В тот же день около половины шестого двух из этих кур ловко поймал владелец тонбриджского цирка: разбросав по полу куски хлеба и пирога, он заманил их в клетку, которая пустовала после смерти овдовевшей верблюдицы…
Когда злосчастный Скилетт сошел в тот вечер с поезда на станции Аршот, уже смеркалось. Поезд опоздал — правда, ненамного, — и мистер Скилетт поставил это на вид начальнику станции. Быть может, ему почудилось, что начальник станции как-то особенно на него посмотрел, и, помедлив секунду в нерешимости, Скилетт прикрыл рот ладонью и вполголоса осведомился, не случилось ли «чего-нибудь этакого».
— Какого еще «этакого»? — переспросил начальник станции, голос у него был громкий и резкий.
— Ну, может, ошы или еще что…
— Тут было не до «ош», — сказал начальник станции. — Нам и с вашими окаянными курами хлопот хватало.
И он обрушил на Скилетта рассказ о похождениях его цыплят, точно град камней в окно политического противника.
— А как мишшиш Шкилетт, не шлыхали? — все же спросил Скилетт, оглушенный этими новостями и нелестными комментариями.
— Еще чего! — отрезал начальник станции, ясно показывая, что судьба этой дамы его ничуть не занимает.
— Надо мне узнать, как и что, — сказал Скилетт и поспешно ретировался, а вдогонку ему летели не слишком лестные замечания о дураках, которые перекармливают кур и обязаны за это ответить…
Когда Скилетт проходил через Аршот, его окликнул работник из Хэнки и спросил, уж не ищет ли он своих кур.
— А как там мишшиш Шкилетт, не шлыхали? — снова осведомился незадачливый супруг.
Собеседник выразился в том смысле, что его куда больше интересуют куры, но подлинные слова его повторять не стоит.
Было уже совсем темно, во всяком случае, настолько, насколько может быть темно в Англии в безоблачную июньскую ночь, когда мистер Скилетт заглянул в дверь кабачка «Веселые возчики» (вернее, заглянула одна только его голова).
— Эй, друзья! — сказала голова. — Не шлыхали, что там за шказки рашшказывают про моих кур?
— Как не слыхать! — отозвался мистер Фалчер. — Одна сказка проломила крышу моего сарая, а другая вдребезги расколотила парники… то бить, как их… оранживеи у жены священника…
Тут Скилетт вылез из-за двери.
— Мне бы подкрепитьшя, — сказал он. — Горячего бы джину ш водой в шамый раз.
И тогда все наперебой стали ему рассказывать, что натворили его цыплята, а он слушал и только повторял:
— Боже милоштивый!
Потом, улучив минуту, когда все умолкли, спросил:
— А как там мишшиш Шкилетт, вы не шлыхали?
— Не слыхали, — сказал мистер Уизерспун. — Не до нее нам тут было.

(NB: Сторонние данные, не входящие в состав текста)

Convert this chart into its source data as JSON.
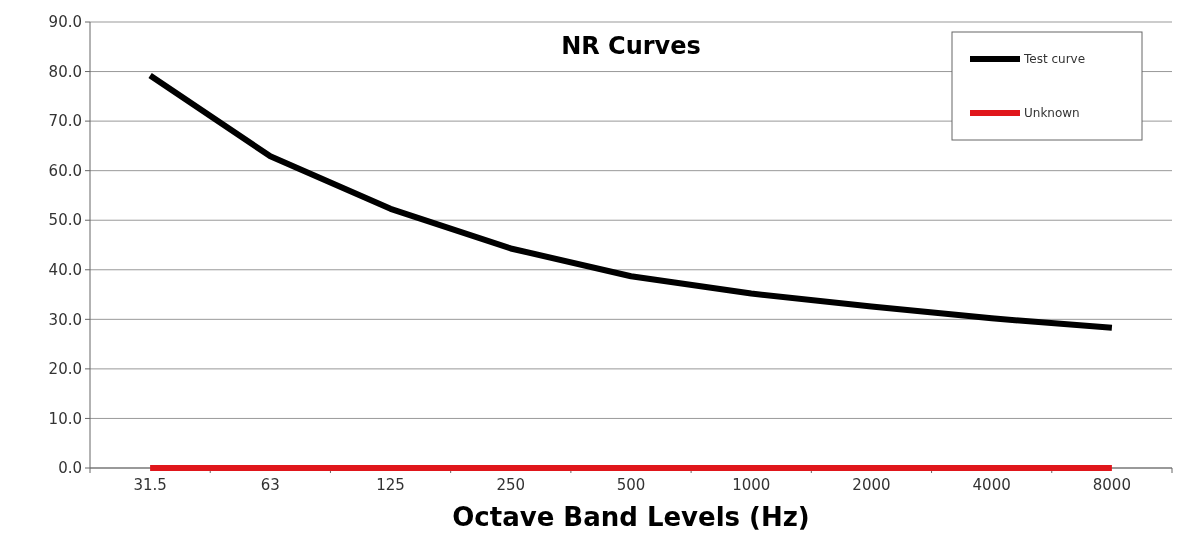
{
  "chart_data": {
    "type": "line",
    "title": "NR Curves",
    "xlabel": "Octave Band Levels (Hz)",
    "categories": [
      "31.5",
      "63",
      "125",
      "250",
      "500",
      "1000",
      "2000",
      "4000",
      "8000"
    ],
    "series": [
      {
        "name": "Test curve",
        "color": "#000000",
        "values": [
          79.2,
          62.9,
          52.3,
          44.3,
          38.7,
          35.2,
          32.6,
          30.2,
          28.3
        ]
      },
      {
        "name": "Unknown",
        "color": "#e0161b",
        "values": [
          0,
          0,
          0,
          0,
          0,
          0,
          0,
          0,
          0
        ]
      }
    ],
    "ylim": [
      0,
      90
    ],
    "yticks": [
      {
        "value": 0,
        "label": "0.0"
      },
      {
        "value": 10,
        "label": "10.0"
      },
      {
        "value": 20,
        "label": "20.0"
      },
      {
        "value": 30,
        "label": "30.0"
      },
      {
        "value": 40,
        "label": "40.0"
      },
      {
        "value": 50,
        "label": "50.0"
      },
      {
        "value": 60,
        "label": "60.0"
      },
      {
        "value": 70,
        "label": "70.0"
      },
      {
        "value": 80,
        "label": "80.0"
      },
      {
        "value": 90,
        "label": "90.0"
      }
    ],
    "grid": "y",
    "legend": "top right",
    "marker": "none",
    "line_style": "solid"
  }
}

Да и не до вас тоже.
— А вы разве нынче дома не были? — спросил Фалчер, поднимая голову от пивной кружки.
— Если какая-нибудь из этих подлых кур ее клюнула разок-другой…
Мистер Уизерспун не договорил, он предоставил слушателям вообразить себе ужасную картину.
В эту минуту все охотно пошли бы со Скилеттом поглядеть, не случилось ли и впрямь чего-нибудь с его супругой, — это ли не развлечение на закуску, достойное столь богатого событиями дня! Неожиданности следуют одна за другой, было бы жаль что-нибудь упустить…
Но тут Скилетт (он в это время, устремив один глаз на буфет, а другой в вечность, тянул у стойки свой джин) сам же расхолодил компанию.
— Надо думать, эти большие ошы нынче никого не тревожили? — спросил он с нарочитой небрежностью.
— Нам было не до них, мы с вашими курами возились, — отозвался Фалчер.